In the 30-second ad, a Tampa Bay woman named Caroline Williams recounts the traumatic experience of discovering she had terminal brain cancer when she was 20 weeks pregnant and needing an abortion to receive life-extending treatment. “The doctors knew if I did not end my pregnancy, I would lose my baby, I would lose my life, and my daughter would lose her mom. Florida has now banned abortion even in cases like mine,” she says.
Health officials called the ad false and wrote in the letter that it could threaten the health of women by leading some to believe they were ineligible for medical treatment. Florida’s abortion ban includes exceptions to save a pregnant woman’s life or “avert a serious risk of substantial and irreversible physical impairment of a major bodily function of the pregnant woman other than a psychological condition.”
The First Amendment “does not include free rein to disseminate false advertisements which, if believed, would likely have a detrimental effect on the lives and health of pregnant women in Florida,” Wilson wrote.
The ad constituted a “sanitary nuisance” punishable through “criminal proceedings,” he wrote in the letter to television stations in Tampa, Gainesville, Sarasota, Panama City and other markets.
Amendment 4 supporters said in their lawsuit that a Florida OB-GYN had attested under penalty of perjury that the state’s laws would prevent her from treating a patient in Williams’ situation because it could be viewed as a crime.

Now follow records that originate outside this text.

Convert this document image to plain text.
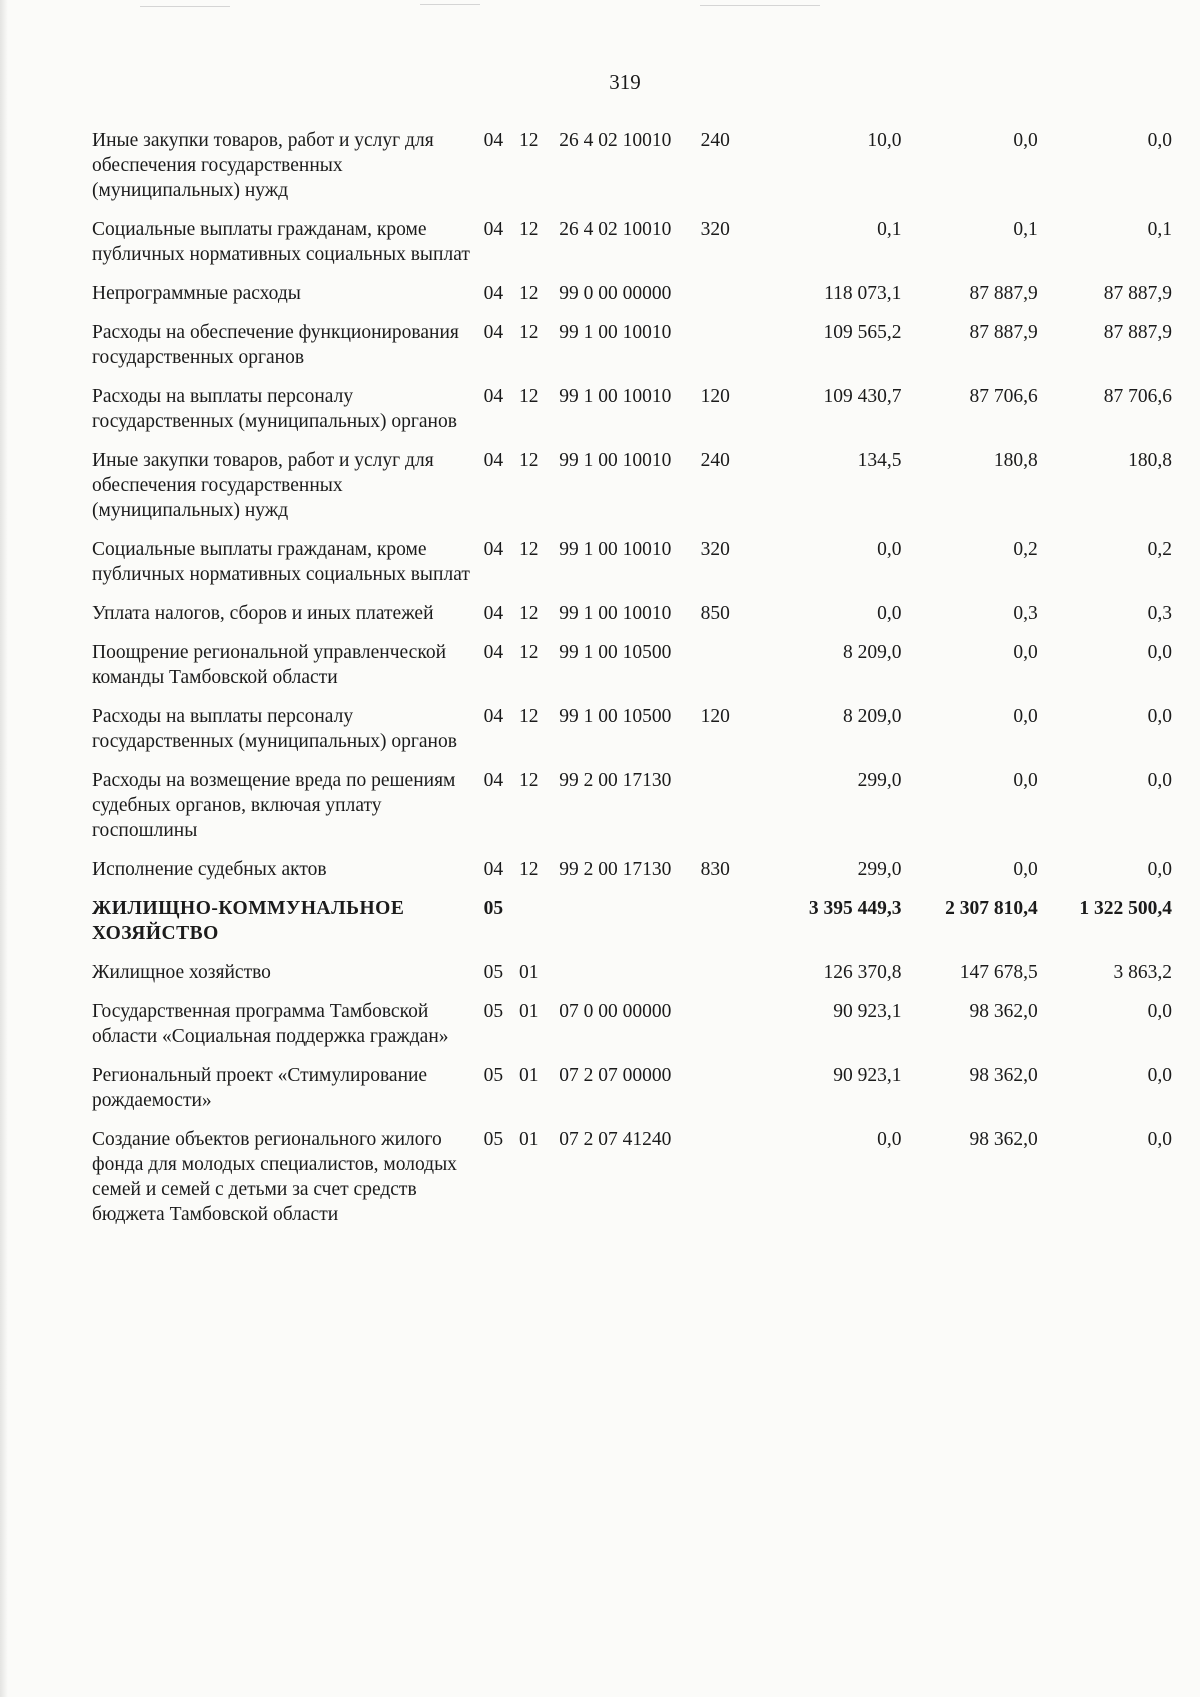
319
Иные закупки товаров, работ и услуг для обеспечения государственных (муниципальных) нужд	04	12	26 4 02 10010	240	10,0	0,0	0,0
Социальные выплаты гражданам, кроме публичных нормативных социальных выплат	04	12	26 4 02 10010	320	0,1	0,1	0,1
Непрограммные расходы	04	12	99 0 00 00000		118 073,1	87 887,9	87 887,9
Расходы на обеспечение функционирования государственных органов	04	12	99 1 00 10010		109 565,2	87 887,9	87 887,9
Расходы на выплаты персоналу государственных (муниципальных) органов	04	12	99 1 00 10010	120	109 430,7	87 706,6	87 706,6
Иные закупки товаров, работ и услуг для обеспечения государственных (муниципальных) нужд	04	12	99 1 00 10010	240	134,5	180,8	180,8
Социальные выплаты гражданам, кроме публичных нормативных социальных выплат	04	12	99 1 00 10010	320	0,0	0,2	0,2
Уплата налогов, сборов и иных платежей	04	12	99 1 00 10010	850	0,0	0,3	0,3
Поощрение региональной управленческой команды Тамбовской области	04	12	99 1 00 10500		8 209,0	0,0	0,0
Расходы на выплаты персоналу государственных (муниципальных) органов	04	12	99 1 00 10500	120	8 209,0	0,0	0,0
Расходы на возмещение вреда по решениям судебных органов, включая уплату госпошлины	04	12	99 2 00 17130		299,0	0,0	0,0
Исполнение судебных актов	04	12	99 2 00 17130	830	299,0	0,0	0,0
ЖИЛИЩНО-КОММУНАЛЬНОЕ ХОЗЯЙСТВО	05				3 395 449,3	2 307 810,4	1 322 500,4
Жилищное хозяйство	05	01			126 370,8	147 678,5	3 863,2
Государственная программа Тамбовской области «Социальная поддержка граждан»	05	01	07 0 00 00000		90 923,1	98 362,0	0,0
Региональный проект «Стимулирование рождаемости»	05	01	07 2 07 00000		90 923,1	98 362,0	0,0
Создание объектов регионального жилого фонда для молодых специалистов, молодых семей и семей с детьми за счет средств бюджета Тамбовской области	05	01	07 2 07 41240		0,0	98 362,0	0,0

“None of these exceptions would have applied in Caroline’s case,” lawyers for Floridians Protecting Freedom wrote. “This is not just FPF’s view, it is the view of physicians who must apply Florida’s abortion ban in cases exactly like Caroline’s.”

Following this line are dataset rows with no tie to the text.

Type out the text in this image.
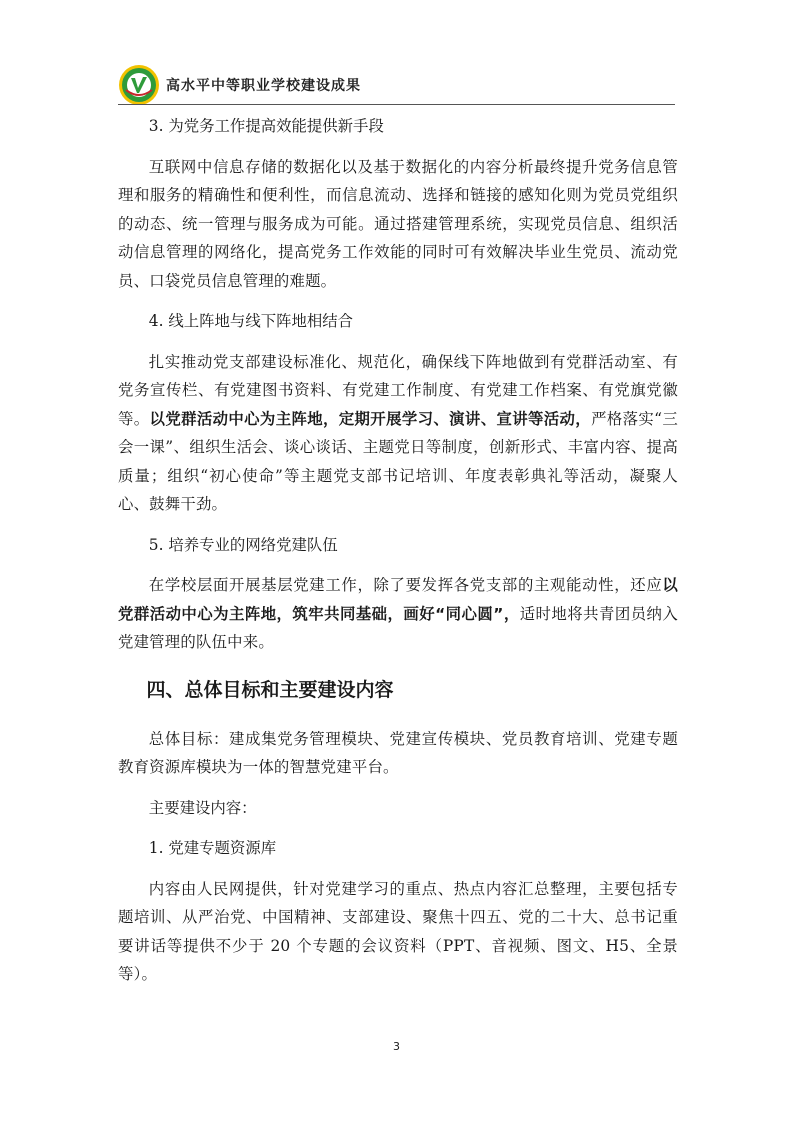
高水平中等职业学校建设成果

3. 为党务工作提高效能提供新手段

互联网中信息存储的数据化以及基于数据化的内容分析最终提升党务信息管理和服务的精确性和便利性，而信息流动、选择和链接的感知化则为党员党组织的动态、统一管理与服务成为可能。通过搭建管理系统，实现党员信息、组织活动信息管理的网络化，提高党务工作效能的同时可有效解决毕业生党员、流动党员、口袋党员信息管理的难题。

4. 线上阵地与线下阵地相结合

扎实推动党支部建设标准化、规范化，确保线下阵地做到有党群活动室、有党务宣传栏、有党建图书资料、有党建工作制度、有党建工作档案、有党旗党徽等。以党群活动中心为主阵地，定期开展学习、演讲、宣讲等活动，严格落实“三会一课”、组织生活会、谈心谈话、主题党日等制度，创新形式、丰富内容、提高质量；组织“初心使命”等主题党支部书记培训、年度表彰典礼等活动，凝聚人心、鼓舞干劲。

5. 培养专业的网络党建队伍

在学校层面开展基层党建工作，除了要发挥各党支部的主观能动性，还应以党群活动中心为主阵地，筑牢共同基础，画好“同心圆”，适时地将共青团员纳入党建管理的队伍中来。

四、总体目标和主要建设内容

总体目标：建成集党务管理模块、党建宣传模块、党员教育培训、党建专题教育资源库模块为一体的智慧党建平台。

主要建设内容：

1. 党建专题资源库

内容由人民网提供，针对党建学习的重点、热点内容汇总整理，主要包括专题培训、从严治党、中国精神、支部建设、聚焦十四五、党的二十大、总书记重要讲话等提供不少于 20 个专题的会议资料（PPT、音视频、图文、H5、全景等）。

3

If approved by at least 60% of voters, Amendment 4 would protect abortion rights until viability or when necessary to protect the patient’s health as determined by her health care provider.
Demanding stations pull the ad is a “textbook violation of the First Amendment 4,” supporters said. Their suit seeks an injunction stopping the state from further actions, along with punitive and compensatory damages and attorney fees.

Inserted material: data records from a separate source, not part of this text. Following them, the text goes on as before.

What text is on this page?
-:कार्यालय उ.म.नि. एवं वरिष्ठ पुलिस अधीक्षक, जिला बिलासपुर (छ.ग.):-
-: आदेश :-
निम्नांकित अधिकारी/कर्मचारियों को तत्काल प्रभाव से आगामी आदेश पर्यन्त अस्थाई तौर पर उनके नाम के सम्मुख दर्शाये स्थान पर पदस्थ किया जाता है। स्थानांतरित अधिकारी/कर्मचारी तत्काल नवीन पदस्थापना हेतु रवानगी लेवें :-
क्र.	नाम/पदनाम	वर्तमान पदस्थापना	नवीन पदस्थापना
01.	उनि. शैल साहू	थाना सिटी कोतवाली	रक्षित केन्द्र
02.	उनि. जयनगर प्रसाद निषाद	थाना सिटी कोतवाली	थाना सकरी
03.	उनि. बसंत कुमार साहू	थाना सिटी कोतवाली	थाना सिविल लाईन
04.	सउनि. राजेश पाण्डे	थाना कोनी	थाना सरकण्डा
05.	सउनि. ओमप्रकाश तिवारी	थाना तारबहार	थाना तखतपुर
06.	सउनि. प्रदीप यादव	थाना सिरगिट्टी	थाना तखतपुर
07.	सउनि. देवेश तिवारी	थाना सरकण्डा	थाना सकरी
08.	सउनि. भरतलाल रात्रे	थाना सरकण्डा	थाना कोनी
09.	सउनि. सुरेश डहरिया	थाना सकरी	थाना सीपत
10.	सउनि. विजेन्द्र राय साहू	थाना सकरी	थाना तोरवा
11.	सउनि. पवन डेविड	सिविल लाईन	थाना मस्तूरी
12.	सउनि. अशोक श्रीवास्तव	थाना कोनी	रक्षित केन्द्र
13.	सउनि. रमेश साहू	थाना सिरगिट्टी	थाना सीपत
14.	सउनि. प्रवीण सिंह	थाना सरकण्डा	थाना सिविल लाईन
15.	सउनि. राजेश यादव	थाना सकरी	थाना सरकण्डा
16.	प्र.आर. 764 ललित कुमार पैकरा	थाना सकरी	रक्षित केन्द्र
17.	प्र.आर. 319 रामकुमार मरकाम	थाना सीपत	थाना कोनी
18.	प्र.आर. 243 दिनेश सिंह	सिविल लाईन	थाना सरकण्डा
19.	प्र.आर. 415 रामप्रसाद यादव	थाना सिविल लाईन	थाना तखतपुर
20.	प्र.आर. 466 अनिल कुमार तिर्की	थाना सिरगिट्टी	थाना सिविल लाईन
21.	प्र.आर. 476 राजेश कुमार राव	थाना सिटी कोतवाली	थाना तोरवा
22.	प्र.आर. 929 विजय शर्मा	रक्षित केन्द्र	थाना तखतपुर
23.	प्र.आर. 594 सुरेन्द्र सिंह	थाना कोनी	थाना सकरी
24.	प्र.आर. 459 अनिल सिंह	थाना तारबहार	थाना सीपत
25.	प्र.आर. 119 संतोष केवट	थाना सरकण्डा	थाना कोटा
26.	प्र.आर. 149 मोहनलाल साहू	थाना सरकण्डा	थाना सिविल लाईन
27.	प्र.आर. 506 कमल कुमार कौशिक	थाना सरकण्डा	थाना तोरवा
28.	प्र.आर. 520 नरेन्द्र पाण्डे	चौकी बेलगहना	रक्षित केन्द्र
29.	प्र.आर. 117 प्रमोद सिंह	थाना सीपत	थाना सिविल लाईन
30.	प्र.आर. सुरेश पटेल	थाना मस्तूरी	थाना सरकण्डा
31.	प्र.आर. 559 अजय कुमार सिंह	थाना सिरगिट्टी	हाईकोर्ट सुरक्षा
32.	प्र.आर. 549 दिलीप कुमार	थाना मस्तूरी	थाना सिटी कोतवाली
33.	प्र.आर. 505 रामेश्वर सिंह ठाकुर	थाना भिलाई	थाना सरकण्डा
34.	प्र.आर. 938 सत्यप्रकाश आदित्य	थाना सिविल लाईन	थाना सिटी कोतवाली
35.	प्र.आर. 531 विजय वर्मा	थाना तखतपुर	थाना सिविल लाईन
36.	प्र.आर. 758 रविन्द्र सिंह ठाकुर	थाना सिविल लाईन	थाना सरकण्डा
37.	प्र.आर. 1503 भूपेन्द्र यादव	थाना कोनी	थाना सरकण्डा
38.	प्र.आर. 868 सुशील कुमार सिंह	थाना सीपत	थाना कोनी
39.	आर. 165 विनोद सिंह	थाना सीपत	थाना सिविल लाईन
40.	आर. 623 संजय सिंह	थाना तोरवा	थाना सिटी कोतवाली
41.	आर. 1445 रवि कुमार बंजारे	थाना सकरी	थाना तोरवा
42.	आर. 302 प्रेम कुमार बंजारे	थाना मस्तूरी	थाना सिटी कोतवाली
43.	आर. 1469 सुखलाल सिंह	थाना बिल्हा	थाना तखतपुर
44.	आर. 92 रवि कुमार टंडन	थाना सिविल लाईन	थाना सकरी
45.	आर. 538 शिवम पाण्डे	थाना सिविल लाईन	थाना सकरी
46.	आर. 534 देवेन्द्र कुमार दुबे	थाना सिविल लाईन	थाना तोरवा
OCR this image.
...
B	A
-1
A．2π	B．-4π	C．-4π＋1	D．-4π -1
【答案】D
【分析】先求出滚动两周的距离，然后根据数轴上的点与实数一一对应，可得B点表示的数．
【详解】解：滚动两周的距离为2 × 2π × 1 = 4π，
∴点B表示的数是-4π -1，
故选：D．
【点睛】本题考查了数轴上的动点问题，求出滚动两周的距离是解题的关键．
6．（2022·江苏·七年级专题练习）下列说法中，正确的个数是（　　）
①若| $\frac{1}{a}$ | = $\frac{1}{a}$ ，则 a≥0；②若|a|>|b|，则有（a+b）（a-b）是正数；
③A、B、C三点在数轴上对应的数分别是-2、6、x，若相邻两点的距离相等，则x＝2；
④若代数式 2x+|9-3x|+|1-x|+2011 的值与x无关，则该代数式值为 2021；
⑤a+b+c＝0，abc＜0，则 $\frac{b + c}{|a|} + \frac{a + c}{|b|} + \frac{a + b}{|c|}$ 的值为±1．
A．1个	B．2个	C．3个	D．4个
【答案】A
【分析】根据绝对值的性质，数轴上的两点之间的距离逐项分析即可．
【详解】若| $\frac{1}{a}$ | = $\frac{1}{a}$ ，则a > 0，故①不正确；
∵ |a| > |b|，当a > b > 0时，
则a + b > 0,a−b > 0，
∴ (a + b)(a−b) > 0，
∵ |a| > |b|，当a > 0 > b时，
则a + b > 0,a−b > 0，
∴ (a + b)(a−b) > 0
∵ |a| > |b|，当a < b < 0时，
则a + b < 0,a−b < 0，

State officials appear to be gearing up for a legal battle. The Department of Health hired two law firms — Lombard Miles of Tallahassee and First and Fourteenth of Colorado — to handle legal issues related to “false political advertisements,” purchasing records show. The state agreed to pay lawyers up to $750 an hour with a total legal tab up to $1.4 million.
DeSantis’ administration also faced legal challenges over a taxpayer-funded website that proclaimed Amendment 4 “threatens women’s safety.” Last week, the Florida Supreme Court unanimously denied a petition filed by a Palm Beach County attorney accusing state officials of unlawfully interfering with the abortion measure.
In a separate case, a circuit judge rejected Floridians Protecting Freedom’s arguments that the website ran afoul of state law and said it wasn’t the role of the court to intervene.
Orlando Sentinel staff writer Jeffrey Schweers contributed to this report.